Branding: M/M Paris designer duo

Updated: May 19, 2020

I will stay on the French side for this second blog post! Mathias Augustyniak and Michael Amzalag aka M/M (Paris). Their works have been part of my graphic design landscape for a long time and I only realised it recently.


M/M paris is a French agency established in 1992 by They create “communication, image, design and spatial strategies”.They designed film and theatre posters, published art books and catalogues, directed fashion campaigns and magazines, developed graphic identities and designed interiors and products.


Björk


I discovered their work before social media existed, through the album covers and art works of Icelandic singer and songwriter Björk in her album Vespertine in 2001. Their contribution to Björk's visual continued ever since for the last 19 years. It is only recently that I discovered the wealth and extent of their work in editorial design, art exhibition, fashion and branding.

Augustinyak said in an interview for Dazed in 2015,

“I think each album of Björk is like a presentation of a musical world played by a character she has invented.”
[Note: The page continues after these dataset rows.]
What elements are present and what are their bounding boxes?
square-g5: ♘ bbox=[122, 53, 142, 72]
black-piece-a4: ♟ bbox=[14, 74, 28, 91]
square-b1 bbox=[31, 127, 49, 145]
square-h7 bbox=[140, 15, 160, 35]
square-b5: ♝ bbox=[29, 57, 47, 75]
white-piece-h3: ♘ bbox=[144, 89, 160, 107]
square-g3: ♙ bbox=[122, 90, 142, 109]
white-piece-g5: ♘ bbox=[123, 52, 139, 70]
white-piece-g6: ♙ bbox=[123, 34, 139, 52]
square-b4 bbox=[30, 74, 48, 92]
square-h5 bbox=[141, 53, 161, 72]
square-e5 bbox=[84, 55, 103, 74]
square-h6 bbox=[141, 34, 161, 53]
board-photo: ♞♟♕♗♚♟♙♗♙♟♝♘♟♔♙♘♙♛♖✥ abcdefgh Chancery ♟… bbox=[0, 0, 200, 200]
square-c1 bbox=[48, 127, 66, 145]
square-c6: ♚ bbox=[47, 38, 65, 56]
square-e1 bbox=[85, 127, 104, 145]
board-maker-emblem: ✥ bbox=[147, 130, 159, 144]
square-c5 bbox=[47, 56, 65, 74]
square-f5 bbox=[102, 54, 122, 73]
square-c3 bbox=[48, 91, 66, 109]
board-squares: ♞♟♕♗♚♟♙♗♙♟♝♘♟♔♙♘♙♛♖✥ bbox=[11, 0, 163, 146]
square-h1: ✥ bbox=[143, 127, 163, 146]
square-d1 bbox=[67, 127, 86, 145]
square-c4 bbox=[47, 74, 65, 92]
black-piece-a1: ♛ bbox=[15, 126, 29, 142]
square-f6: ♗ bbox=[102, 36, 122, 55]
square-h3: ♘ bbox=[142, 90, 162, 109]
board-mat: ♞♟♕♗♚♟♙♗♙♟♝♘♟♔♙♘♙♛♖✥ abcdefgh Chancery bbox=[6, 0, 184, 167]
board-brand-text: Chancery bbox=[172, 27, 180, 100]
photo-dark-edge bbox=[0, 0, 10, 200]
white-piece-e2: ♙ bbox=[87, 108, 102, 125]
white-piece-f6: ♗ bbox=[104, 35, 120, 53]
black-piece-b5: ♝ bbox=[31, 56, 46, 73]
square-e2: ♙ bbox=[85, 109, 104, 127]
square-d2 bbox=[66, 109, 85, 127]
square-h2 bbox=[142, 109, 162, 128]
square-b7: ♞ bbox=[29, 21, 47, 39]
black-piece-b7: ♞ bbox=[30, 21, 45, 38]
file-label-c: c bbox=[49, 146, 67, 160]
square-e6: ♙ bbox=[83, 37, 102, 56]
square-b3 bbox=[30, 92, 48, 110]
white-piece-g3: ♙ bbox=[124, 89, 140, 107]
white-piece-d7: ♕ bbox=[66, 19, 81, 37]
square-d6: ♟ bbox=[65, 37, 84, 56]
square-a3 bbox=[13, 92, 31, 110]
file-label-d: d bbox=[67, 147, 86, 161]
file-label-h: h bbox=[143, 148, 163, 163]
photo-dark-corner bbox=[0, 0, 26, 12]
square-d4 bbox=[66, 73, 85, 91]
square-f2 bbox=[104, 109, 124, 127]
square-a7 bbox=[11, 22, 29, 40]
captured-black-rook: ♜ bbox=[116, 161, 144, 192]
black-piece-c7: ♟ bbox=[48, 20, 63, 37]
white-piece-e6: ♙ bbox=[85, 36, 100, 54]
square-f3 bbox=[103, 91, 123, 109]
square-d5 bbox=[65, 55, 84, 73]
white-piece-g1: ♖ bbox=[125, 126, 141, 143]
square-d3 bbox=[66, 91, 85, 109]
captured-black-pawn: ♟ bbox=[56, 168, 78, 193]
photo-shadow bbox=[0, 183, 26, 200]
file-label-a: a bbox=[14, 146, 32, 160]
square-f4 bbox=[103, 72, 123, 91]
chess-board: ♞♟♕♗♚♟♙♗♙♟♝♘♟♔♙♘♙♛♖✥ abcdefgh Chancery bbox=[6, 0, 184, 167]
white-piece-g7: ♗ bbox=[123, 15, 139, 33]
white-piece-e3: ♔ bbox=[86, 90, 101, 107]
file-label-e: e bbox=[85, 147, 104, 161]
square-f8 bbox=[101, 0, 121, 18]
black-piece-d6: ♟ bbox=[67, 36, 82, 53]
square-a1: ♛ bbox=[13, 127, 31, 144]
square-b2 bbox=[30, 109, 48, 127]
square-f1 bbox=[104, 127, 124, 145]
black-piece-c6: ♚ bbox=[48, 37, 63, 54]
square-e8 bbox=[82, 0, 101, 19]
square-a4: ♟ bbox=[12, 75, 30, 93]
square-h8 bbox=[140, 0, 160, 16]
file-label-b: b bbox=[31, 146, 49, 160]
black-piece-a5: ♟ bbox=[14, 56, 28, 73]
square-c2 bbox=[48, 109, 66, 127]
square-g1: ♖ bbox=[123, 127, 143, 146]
They created a complete visual world with its own materials, typography, graphic style, illustration, working with photographer and fashion designers. Through their relationship with Björk, she became an icon, an artist, a woman. Each album developed a new system of signs, visual language, superhuman masks and body shapes.


They combine photography, typography, 3D design, drawing, illustration and collage, etc. A profusion of designs that never fails to amaze me. Their style is unique, consistent and embedded in my understanding of what a cool design should look like.


The side I knew the least about from M/M is the branding and logo work they did from Art centres, Jil Sander, Madonna, Calvin Klein, Composite Magazine, Purple Fashion, Bjork 1.0, Bjork 2.0, Bjork 3.0, Bjork 4.0 , etc...


Here is a break down. What we notice from the evolution of the logo style and typography is that she started with an angular incisive and forward going type. It then became more and more something organic, modular, curved with variation of thickness of ascenders and descenders.

They all are type based except for the Biophilia logo ( sort of sixteenth note coming out of the pupil of an eye.)

They went from a very minimal outlined script type to more and more elaborated baroque type. To me, her latest logo (top) combines the complexity of the natural world she is so fond of and the lines of electronic circuits and knobs of synthesizers.